4. They trap us in that damn maze

Shoppers spend an average of two hours trekking through an Ikea, which is roughly the size of six football fields; in contrast, customers take less than half that time at the supermarket.

Molinaro is determined to keep shoppers in the store even longer-and get them to buy more. On a tour of one of her Toronto-area locations, she shows how it's done. To encourage impulse purchases, she places more bins filled with products near the main aisles. A new display of decorative cushions, mounted in rows along an entire wall, serves a similar purpose. First the mounted cushions grab customers' attention; then they appear right at hand in a bin. It's the first time the products have been shown with their covers on, rather than tucked away separately on shelves.

Currently, more than half of the people who visit Ikea make a purchase, Molinaro says. In her old milieu of womenswear boutiques, only about 8% of shoppers become buyers, according to Marshal Cohen at market researcher NPD Group.

As shoppers enter an Ikea on the main floor, they move through five different room settings. Ikea features its key products in these "rooms"; today Bestå shelving is displayed in at least two of them. To make room for a separate Bestå section a little farther into the store, the retailer is scaling back its space for office furniture, which doesn't attract as many customers.

Molinaro stops to peer into a storage cupboard in one of the bedroom settings. She's pleased to see that even the clothes here have been updated for the season, including a trendy turquoise tank top with sequins and lightweight summer skirts; it's important to entice customers with rooms that look authentic, she says. And she gives a nod to a blue throw blanket that co-ordinates with the duvet and cushions on the bed. This is the sort of thing that gives customers ideas for multiple purchases.

Getting the room layouts just right is crucial for attracting the kind of customer Molinaro needs-Nicole Harvie, for instance. The 35-year-old Vancouver makeup artist thought she'd said goodbye to Ikea at the end of her student years. But the high-end kitchens she covets today are still beyond her means, and Kelly Deck, her friend and decorator, nudged her to consider Ikea.

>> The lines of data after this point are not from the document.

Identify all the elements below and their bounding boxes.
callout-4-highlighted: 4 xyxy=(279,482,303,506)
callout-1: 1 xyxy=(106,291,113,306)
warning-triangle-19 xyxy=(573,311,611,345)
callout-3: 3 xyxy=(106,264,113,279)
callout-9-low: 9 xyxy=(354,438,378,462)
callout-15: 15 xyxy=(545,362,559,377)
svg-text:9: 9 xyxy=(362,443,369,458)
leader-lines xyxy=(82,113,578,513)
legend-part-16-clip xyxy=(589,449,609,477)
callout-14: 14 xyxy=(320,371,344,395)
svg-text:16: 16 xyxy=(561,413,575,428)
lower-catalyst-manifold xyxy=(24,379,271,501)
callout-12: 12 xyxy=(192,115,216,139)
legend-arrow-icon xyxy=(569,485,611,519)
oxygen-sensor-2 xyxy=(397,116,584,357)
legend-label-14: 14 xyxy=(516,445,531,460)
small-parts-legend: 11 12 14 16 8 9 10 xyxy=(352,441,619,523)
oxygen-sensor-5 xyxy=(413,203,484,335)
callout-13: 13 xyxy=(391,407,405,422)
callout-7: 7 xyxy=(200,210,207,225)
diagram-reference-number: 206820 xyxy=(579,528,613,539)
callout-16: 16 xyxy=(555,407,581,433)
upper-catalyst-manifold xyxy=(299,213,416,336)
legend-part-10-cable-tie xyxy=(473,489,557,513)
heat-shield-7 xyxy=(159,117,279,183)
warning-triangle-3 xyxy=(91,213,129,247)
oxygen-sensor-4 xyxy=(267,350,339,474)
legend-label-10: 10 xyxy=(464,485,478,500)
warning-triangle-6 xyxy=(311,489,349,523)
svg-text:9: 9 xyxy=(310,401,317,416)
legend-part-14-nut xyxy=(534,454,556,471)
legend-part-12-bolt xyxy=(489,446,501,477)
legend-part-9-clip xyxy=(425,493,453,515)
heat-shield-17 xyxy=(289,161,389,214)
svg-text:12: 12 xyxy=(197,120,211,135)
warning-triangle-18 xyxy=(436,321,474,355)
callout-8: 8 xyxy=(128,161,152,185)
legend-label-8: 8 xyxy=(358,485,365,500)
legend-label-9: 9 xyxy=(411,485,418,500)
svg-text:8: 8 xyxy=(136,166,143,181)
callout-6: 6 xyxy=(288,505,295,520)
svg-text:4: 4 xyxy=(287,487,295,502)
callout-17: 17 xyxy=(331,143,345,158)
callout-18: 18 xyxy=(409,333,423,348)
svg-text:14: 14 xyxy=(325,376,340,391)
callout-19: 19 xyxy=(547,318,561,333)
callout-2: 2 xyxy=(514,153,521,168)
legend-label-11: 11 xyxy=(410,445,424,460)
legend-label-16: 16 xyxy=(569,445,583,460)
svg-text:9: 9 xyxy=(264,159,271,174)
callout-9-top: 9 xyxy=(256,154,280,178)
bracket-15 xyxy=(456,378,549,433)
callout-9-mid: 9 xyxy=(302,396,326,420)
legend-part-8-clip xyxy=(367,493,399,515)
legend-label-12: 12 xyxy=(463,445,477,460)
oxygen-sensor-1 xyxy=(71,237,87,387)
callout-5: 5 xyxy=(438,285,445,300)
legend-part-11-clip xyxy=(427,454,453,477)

The full kitchen displays at her local store helped her visualize the $5,000 white high-gloss lacquered Abstrakt kitchen cabinets she bought about 18 months ago for her newly purchased home in the tony Kerrisdale neighbourhood.

She ended up spending about one-quarter the amount she would have invested in her dream kitchen if she had shopped upscale-but has attained, in her view, the same look. For about $250, two designers recommended by the retailer went to her house to draw up a plan; for another $2,000, a contractor suggested by Ikea took care of installation. She splurged in other ways, buying pricier stainless steel appliances and a glass-tile backsplash at other stores. Then she went back to Ikea a few months later for a bathroom vanity (about $500) and a built-in bedroom wardrobe system (roughly $750). Guests at her house now ask in awe where her kitchen cabinets are from. "I say from Ikea and they say, 'No, they can't be from Ikea.'"

Deck headed to Ikea herself for her office furnishings, recently spending $6,500 on desks, lighting and shelves for eight workstations. Then, to impress clients, she went high-style with other suppliers for her boardroom. By the time she's done, she will have forked out about twice her Ikea bill on items such as classic mid-century boardroom chairs and a designer light fixture. "Buying Ikea allows us to have a nice balance of 'high-low,'" she says.

Store appearance is crucial at Ikea, not just for its upscale drive but also at a more foundational level: It has a leaner complement of sales staff than many other retailers, Molinaro says. About 30% of the 400 employees in each store are in sales; the rest work in areas such as display and warehousing. A clothing store, meanwhile, employs almost twice that proportion of sales staff, according to Statistics Canada. Giant chains such as the Gap instruct their staff to greet shoppers and ask if they need help. Ikea lets the displays do the work. "Often people will never come into contact with staff until the cashier," Molinaro says. "These products are really selling themselves."